Yes. Chapter (or Principle) One helps explain why, by reminding us of that famous 2×2 matrix to define goods – is what you are selling scarce and excludable? If yes, yes then it’s a private good – like a CD or magazine in a shop. Firstly if I pick up the last copy then you can’t – so it’s scarce. Secondly, there’s a big nasty security guard meaning I have to pay – so it’s excludable.
What happens when the good you are trying to sell loses both those properties? Welcome to Napster 1999! Music is no longer scarce and definitely not excludable. What’s key to music’s story is we established a toll (or a toll good) model and now half a billion people are paying a toll (or subscription fee) to access something they could otherwise get for free. I think the newspaper and magazine industry has a LOT to learn from this journey.
Mainstream news organisations like the FT, NYT etc have in the past been very envious of the way that Spotify was able to build and maintain its subscriber base. What key lessons can they learn from the company?

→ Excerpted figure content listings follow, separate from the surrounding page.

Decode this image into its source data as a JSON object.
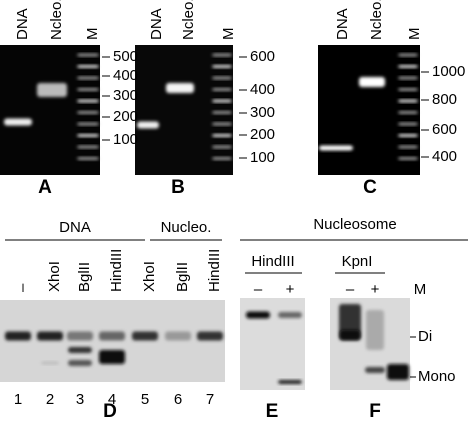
{
  "panels": [
    {
      "label": "A",
      "lanes": [
        "DNA",
        "Ncleo.",
        "M"
      ],
      "markers": [
        500,
        400,
        300,
        200,
        100
      ]
    },
    {
      "label": "B",
      "lanes": [
        "DNA",
        "Ncleo.",
        "M"
      ],
      "markers": [
        600,
        400,
        300,
        200,
        100
      ]
    },
    {
      "label": "C",
      "lanes": [
        "DNA",
        "Ncleo.",
        "M"
      ],
      "markers": [
        1000,
        800,
        600,
        400
      ]
    },
    {
      "label": "D",
      "groups": [
        "DNA",
        "Nucleo."
      ],
      "lanes": [
        "–",
        "XhoI",
        "BglII",
        "HindIII",
        "XhoI",
        "BglII",
        "HindIII"
      ],
      "lane_numbers": [
        "1",
        "2",
        "3",
        "4",
        "5",
        "6",
        "7"
      ]
    },
    {
      "label": "E",
      "enzyme": "HindIII",
      "lanes": [
        "–",
        "+"
      ]
    },
    {
      "label": "F",
      "enzyme": "KpnI",
      "lanes": [
        "–",
        "+",
        "M"
      ],
      "band_labels": [
        "Di",
        "Mono"
      ]
    }
  ],
  "nucleosome_header": "Nucleosome"
}
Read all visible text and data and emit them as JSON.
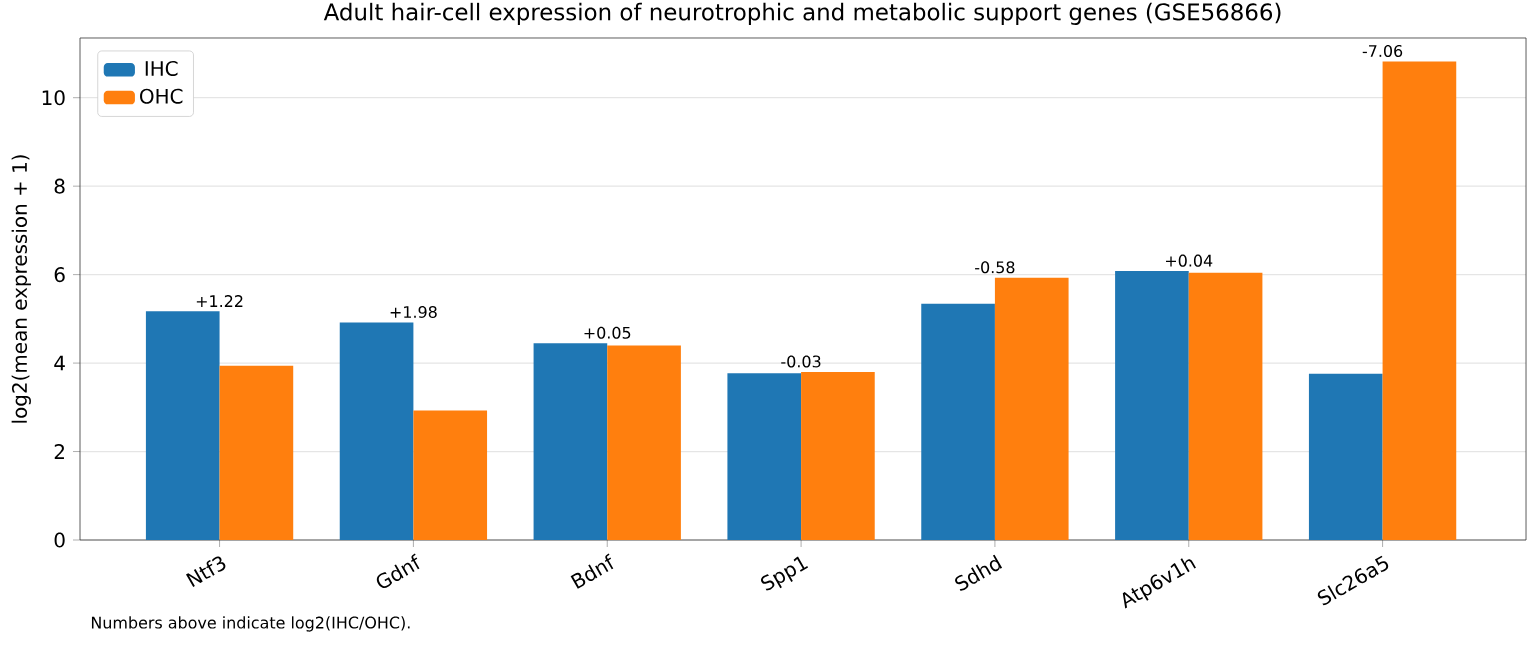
{
  "chart_data": {
    "type": "bar",
    "title": "Adult hair-cell expression of neurotrophic and metabolic support genes (GSE56866)",
    "ylabel": "log2(mean expression + 1)",
    "categories": [
      "Ntf3",
      "Gdnf",
      "Bdnf",
      "Spp1",
      "Sdhd",
      "Atp6v1h",
      "Slc26a5"
    ],
    "series": [
      {
        "name": "IHC",
        "color": "#1f77b4",
        "values": [
          5.17,
          4.92,
          4.45,
          3.77,
          5.34,
          6.08,
          3.76
        ]
      },
      {
        "name": "OHC",
        "color": "#ff7f0e",
        "values": [
          3.94,
          2.93,
          4.4,
          3.8,
          5.93,
          6.04,
          10.82
        ]
      }
    ],
    "ylim": [
      0,
      11.35
    ],
    "yticks": [
      0,
      2,
      4,
      6,
      8,
      10
    ],
    "grid": "y",
    "legend": "top left",
    "annotations": [
      {
        "text": "+1.22",
        "x": "Ntf3",
        "y": 5.17
      },
      {
        "text": "+1.98",
        "x": "Gdnf",
        "y": 4.92
      },
      {
        "text": "+0.05",
        "x": "Bdnf",
        "y": 4.45
      },
      {
        "text": "-0.03",
        "x": "Spp1",
        "y": 3.8
      },
      {
        "text": "-0.58",
        "x": "Sdhd",
        "y": 5.93
      },
      {
        "text": "+0.04",
        "x": "Atp6v1h",
        "y": 6.08
      },
      {
        "text": "-7.06",
        "x": "Slc26a5",
        "y": 10.82
      },
      "Numbers above indicate log2(IHC/OHC)."
    ]
  }
}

They constantly shoot themselves in the foot with the most bizarre and counterproductive pricing and promotional offers. Music cracked ‘charm pricing’ – it’s 9.99 a month in euros, dollars and sterling. It’s a price point that resonates so well we haven’t changed it in twenty years. Newspapers say things like ‘Subscribe for £1.71 per day’ – who wants to respond to that? Are you telling me my bank statements will have thirty-odd deductions of £1.71 each and every month? As Jay-Z would say, your industry has 99 problems but price is a big one.
And who else in the media do you think they should be looking to for inspiration in furthering their paid online media offerings?
I’ll toss two at you, there’s two hundred more we can discuss in Portugal. Fintech is interesting. You’ve just seen Le Monde partner with Stripe, that for me is noteworthy. Old media is partnering with new finance and that equals progress. Reddit is also interesting – they broke stocks during the pandemic, so what else can they break when the world gets back to normal. Reddit’s audience in the US is 3x the size of the newspaper subscription population, you can’t ignore that.
There has been talk recently of ‘peak subscription‘. Is there a point when consumers can’t/won’t pay for any more media? Are we nearly at that time?
Yes, I document this a lot and have pioneered work on the addressable market. You could argue that countries like Norway and Sweden have reached peak Spotify subscription but that hasn’t stopped them from growing – they’ve just got used to growth being tough as opposed to easy. Those markets have learned how to adapt to the new terrain and there’s a lot we can learn from them to futureproof other industries.
And what advice would you give to news and magazine companies about retention?
Honestly, when I learn of subscriber acquisition and churn rates in newspapers and magazines I feel like I’m going to faint. Some titles celebrate adding 100,000 new global subscribers in a calendar year as a record-breaking success; well Spotify adds that in a single day!
On churn in newspapers, you get promoted if you can get it DOWN to 25%. It’s jaw-dropping and often makes me wonder if these organisations should reallocate resources to fix churn as opposed to maintaining acquisition levels.
Lastly, with apologies to Lauren Laverne, what three discs would accompany you to a desert island?
Well, I have worked with the Brazilian composer Eumir Deodato for almost two decades and I was thrilled to see that EasyJet used his funk version of 2001 A Space Odyssey in their new TV commercial. It is a wonderful commercial, and a reminder of how powerful music can be when synced with visuals.
I’d also add to the island INXS Hear That Sound – my Spotify Wrapped is basically the same every year, my love of INXS will never tear me apart (!!). Finally, some shameless self promotion, my annual DJ mix on MixCloud is titled We Ain’t Done with 2021 and just set a new record reaching #1 worldwide, passing 30,000 uniques in under four months.